MALAYSIA’S high-tech export sector was recently ranked ninth in the world, which is its highest achievement in 13 years.
According to UN-Comtrade, Malaysia’s world share of high-tech exports last year was 3.33 per cent, with an export value of USD125 billion. This marked an increase of 0.39 per cent or USD16.4 billion compared to the previous year.
It also recorded a high-tech surplus of USD49.48 billion against USD36 billion in 2021.
The Electronics and Telecommunications (E&E) product group continued to be the top contributor to Malaysia’s high-tech exports in 2022, amounting to USD96.38 billion or 77.08 per cent of export value.
Malaysian Industry-Government Group for High Technology (MIGHT) chief executive officer Rushdi Abdul Rahim said: “One driving factor is the trade tension between the US and China, which has led electronics companies widely adopting the ‘China Plus One’ strategy as part of supply chain risk mitigation.
“One example is Infineon Technologies building the world’s largest 200-millimeter SiC Power Fab in Kulim, Kedah.”
Malaysia has a long history in the high-tech export sector spanning five decades, with mature backend processes, and strong supporting industries.
MIGHT’s senior principal analyst Robert Tai. – File pic credit (MIGHT)
MIGHT’s senior principal analyst Robert Tai said: “The next play would be in semiconductor fabrication, which requires very highly skilled talents and specialised supporting industries, such as specialty gasses.”
It is necessary to pay attention to upcoming industry groupings of the local high-tech export sector, including electrical machinery, computer office machines and chemical products.
This is crucial, given the cyclical nature of the global E&E industry and its recent growth trend, which peaked in 2021 and is expected to slow down in the future.
“This can be achieved through concerted efforts in market penetration and the creation of a strong and progressive innovation ecosystem.
“These remain the cornerstone of Malaysia’s improvements in high-tech merchandise exports.
“A push for high technological advancement, while crucial, will remain sluggish without strong market absorption,” said Rushdi.
He added that new local and international collaboration models will accelerate innovation through more effective benchmarking, risk mitigation, as well as shortening the learning curve and integration into international supply chains.
“It also provides an opportunity to put in place new funding models and develop indigenous technical expertise,” he said.
The co-creation model will strike a balance between a strong foreign direct investment (FDI) presence and a dynamic domestic direct investment (DDI) scene.
Tai said: “FDIs are highly catalytic in their ability to generate economic multipliers. They serve as uptakers for many local products and services and generate results faster, with higher visibility.”
He said that this makes fine-tuning industry-specific incentive structure a key element in attracting FDI.

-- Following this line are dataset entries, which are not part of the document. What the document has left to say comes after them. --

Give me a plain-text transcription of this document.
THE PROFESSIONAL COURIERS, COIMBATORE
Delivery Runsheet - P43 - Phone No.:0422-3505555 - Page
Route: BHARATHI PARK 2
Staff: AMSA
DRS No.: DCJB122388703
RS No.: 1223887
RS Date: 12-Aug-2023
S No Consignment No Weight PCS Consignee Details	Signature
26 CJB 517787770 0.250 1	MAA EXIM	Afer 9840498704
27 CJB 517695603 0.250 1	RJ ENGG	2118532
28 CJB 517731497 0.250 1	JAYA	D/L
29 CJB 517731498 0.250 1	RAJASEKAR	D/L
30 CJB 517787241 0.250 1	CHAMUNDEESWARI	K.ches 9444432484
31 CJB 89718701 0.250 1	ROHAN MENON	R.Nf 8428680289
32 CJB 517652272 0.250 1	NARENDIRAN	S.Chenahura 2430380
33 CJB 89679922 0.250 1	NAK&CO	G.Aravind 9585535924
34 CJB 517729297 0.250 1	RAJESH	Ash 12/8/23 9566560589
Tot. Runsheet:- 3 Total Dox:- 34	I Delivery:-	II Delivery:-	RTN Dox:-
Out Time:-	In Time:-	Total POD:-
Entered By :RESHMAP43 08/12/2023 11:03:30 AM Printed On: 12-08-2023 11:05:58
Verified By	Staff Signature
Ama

“For example, some industries such as E&E manufacturing-related services are capex heavy, while others such as the software development industry are not.
“Our incentives need to reflect that.”
He also said it is necessary to create opportunities to open up markets for local companies and investors or lower the barriers to effective competition on both the national and international fronts.
“Developing local players in high-tech, while time consuming and smaller in scale, is necessary for industry deepening and for entrenching high technology across all strata of industries,” said Tai.
2023 marks the fifth year of MIGHT’s analyses on Malaysia’s high-tech merchandise export — its role as a think tank provides strategic advisory for both the government and industry sectors.